Auch die britische Aktivistin Claire Stephenson will gegen Cuadrilla kämpfen. „Ich finde es widerlich, dass die Leute die Ukrainekrise als Sprungbrett benutzt haben, um Fracking wieder auf die Tagesordnung zu setzen“, sagt Stephenson. Die zahlreichen Versuche von Cuadrilla, in Little Plumpton Fracking zu betreiben, seien allesamt gescheitert. „Sie haben Geld in ein dreckiges Loch gesteckt und nicht einmal genug Gas gefördert, um einen Grill anzuzünden, geschweige denn eine Gemeinde mit Strom zu versorgen.“
Ungarn: „Investition mit hoher Priorität“
Erster Frackingkandidat in Europa könnte übrigens noch jemand anderes werden: Die ungarische Regierung hat weitgehend unbeachtet bereits eigene Förderpläne verabschiedet – nicht ohne Seitenhieb gegen die EU. Im Sommer präsentierte Premier Viktor Orbán ein Paket, um in seinem Land mehr Gas zu produzieren und die „durch die fehlgeleiteten Sanktionen Brüssels verursachte Energiekrise zu mildern“.

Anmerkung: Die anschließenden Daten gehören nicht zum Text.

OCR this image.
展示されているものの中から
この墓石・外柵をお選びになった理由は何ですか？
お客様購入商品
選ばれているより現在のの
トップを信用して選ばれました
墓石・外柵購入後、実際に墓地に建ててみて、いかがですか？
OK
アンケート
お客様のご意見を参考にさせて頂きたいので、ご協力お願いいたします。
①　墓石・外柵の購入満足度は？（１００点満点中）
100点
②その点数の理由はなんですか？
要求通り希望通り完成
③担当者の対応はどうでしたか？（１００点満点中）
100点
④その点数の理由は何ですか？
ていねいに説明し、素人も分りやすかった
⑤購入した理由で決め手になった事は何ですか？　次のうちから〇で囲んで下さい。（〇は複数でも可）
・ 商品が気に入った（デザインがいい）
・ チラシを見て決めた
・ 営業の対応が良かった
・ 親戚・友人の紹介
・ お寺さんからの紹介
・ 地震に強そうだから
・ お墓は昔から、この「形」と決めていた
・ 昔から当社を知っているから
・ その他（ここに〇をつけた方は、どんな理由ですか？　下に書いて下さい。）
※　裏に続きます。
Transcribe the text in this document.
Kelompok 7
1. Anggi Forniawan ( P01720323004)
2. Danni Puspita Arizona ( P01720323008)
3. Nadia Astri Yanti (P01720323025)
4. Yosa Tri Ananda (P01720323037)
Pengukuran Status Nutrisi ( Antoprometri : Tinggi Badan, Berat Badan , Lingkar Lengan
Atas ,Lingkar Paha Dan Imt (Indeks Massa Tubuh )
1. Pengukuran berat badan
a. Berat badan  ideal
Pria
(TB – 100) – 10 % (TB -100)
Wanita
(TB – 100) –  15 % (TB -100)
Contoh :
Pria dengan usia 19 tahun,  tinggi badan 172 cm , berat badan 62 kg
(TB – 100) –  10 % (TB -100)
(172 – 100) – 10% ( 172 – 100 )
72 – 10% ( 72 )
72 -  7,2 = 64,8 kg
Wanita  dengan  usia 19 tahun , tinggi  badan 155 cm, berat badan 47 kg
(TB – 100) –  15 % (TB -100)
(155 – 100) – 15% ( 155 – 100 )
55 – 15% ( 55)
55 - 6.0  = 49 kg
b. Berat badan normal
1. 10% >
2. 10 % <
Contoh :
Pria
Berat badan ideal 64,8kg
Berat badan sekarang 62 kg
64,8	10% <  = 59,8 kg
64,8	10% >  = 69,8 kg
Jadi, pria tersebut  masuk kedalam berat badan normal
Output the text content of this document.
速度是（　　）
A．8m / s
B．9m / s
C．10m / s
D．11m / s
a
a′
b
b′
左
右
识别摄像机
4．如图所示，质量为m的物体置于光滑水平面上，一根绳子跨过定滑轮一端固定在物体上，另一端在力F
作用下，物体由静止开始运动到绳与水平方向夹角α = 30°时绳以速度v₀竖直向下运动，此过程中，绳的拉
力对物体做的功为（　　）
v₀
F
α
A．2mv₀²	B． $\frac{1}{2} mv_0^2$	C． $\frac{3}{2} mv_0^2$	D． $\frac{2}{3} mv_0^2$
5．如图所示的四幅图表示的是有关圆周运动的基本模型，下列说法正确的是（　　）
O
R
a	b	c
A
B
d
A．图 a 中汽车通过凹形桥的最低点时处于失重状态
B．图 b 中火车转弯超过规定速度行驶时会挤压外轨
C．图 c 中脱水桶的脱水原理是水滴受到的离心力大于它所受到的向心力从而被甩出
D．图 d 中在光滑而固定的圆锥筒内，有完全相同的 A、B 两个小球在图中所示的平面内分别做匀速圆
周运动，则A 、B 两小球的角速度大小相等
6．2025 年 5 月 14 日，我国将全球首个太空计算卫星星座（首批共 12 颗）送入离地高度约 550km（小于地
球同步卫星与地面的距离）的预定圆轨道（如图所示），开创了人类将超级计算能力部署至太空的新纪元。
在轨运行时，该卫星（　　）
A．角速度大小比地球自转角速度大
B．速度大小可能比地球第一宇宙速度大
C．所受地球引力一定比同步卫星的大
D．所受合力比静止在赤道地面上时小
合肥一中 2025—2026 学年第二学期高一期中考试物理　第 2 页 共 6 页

Teil des Pakets ist eine Frackingstrategie, mit der schon bald in der östlichen Region Békés Gas aus dem Gestein gesprengt und gefördert werden soll. Das Projekt bekam unmittelbar den Status einer „Investition mit hoher Priorität“. Im Schnellverfahren soll es genehmigt werden, damit, so die Hoffnung der Orbán-Regierung, bereits ab Januar 2023 Gas gefrackt werden könnte.